We are working on implementing a caregiver support program. There are many benefits to caregivers talking to a professional, getting out, and doing self-care, but I think another important part of it is being in contact with other caregivers. I’m not a caregiver, so I don’t know first-hand what someone is going through, but a caregiver group would provide a place for people to come together to talk about the struggles and joys with others who have been in their shoes. I would like to create a space for that to happen. Right now, that’s in the very early stages. I have a list of those who are interested, and once we’re back up and running it will be a bit easier to begin to host something.
I’m also looking forward to implementing a full psycho-social assessment for all of the incoming clients. It will be great to be able to get a gauge on where clients—and caregivers—are mentally as well as physically and catch things which may have otherwise slipped through the cracks. This is one of the strengths of being part of a multidisciplinary team; while physical and occupational therapists focus on the more physical side of care, social workers can take care of the social and psychological areas, and ultimately we can ensure all domains are covered.
Along with the Area Agency on Aging, the Alzheimer’s Association is a great resource. They focus mainly on funding the search for a cure for Alzheimer’s, but really anyone can become a part of it.

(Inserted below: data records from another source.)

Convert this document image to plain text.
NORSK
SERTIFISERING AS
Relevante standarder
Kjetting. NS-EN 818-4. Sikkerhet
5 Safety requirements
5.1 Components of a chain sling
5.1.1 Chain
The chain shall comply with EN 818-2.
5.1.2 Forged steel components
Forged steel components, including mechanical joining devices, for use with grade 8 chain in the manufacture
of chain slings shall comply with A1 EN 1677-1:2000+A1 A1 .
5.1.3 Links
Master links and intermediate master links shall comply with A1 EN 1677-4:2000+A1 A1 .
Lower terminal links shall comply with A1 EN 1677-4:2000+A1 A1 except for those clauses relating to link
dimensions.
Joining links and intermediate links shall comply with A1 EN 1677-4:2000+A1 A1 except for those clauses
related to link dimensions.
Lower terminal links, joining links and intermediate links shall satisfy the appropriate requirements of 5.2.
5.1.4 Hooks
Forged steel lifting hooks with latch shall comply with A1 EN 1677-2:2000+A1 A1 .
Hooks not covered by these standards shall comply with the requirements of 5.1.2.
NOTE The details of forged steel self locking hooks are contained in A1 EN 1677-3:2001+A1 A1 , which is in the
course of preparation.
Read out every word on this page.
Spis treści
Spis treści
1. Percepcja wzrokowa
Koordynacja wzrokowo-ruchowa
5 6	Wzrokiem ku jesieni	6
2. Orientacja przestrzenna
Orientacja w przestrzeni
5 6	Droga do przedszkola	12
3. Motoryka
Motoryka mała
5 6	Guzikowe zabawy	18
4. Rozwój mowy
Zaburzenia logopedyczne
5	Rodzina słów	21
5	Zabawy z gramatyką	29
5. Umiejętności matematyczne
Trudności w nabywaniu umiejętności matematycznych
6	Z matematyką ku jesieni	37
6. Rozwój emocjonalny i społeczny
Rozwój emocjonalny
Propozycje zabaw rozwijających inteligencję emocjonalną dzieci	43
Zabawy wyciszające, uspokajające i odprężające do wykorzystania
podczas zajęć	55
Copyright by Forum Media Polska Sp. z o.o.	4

They provide opportunities for agencies and individuals to advocate, whether that means signing petitions, donating funds, or spreading awareness. Some people want to help but are not sure how to get started, so I think it’s important to know even the smallest acts are advocacy moves.
Our Spread Kindness initiative, for example, is a way for people to write encouraging notes to our senior clients, who may be feeling especially lonely in this time of isolation. Small actions will continue to be important especially through COVID-19 to support the aging people in nursing homes or programs like ours.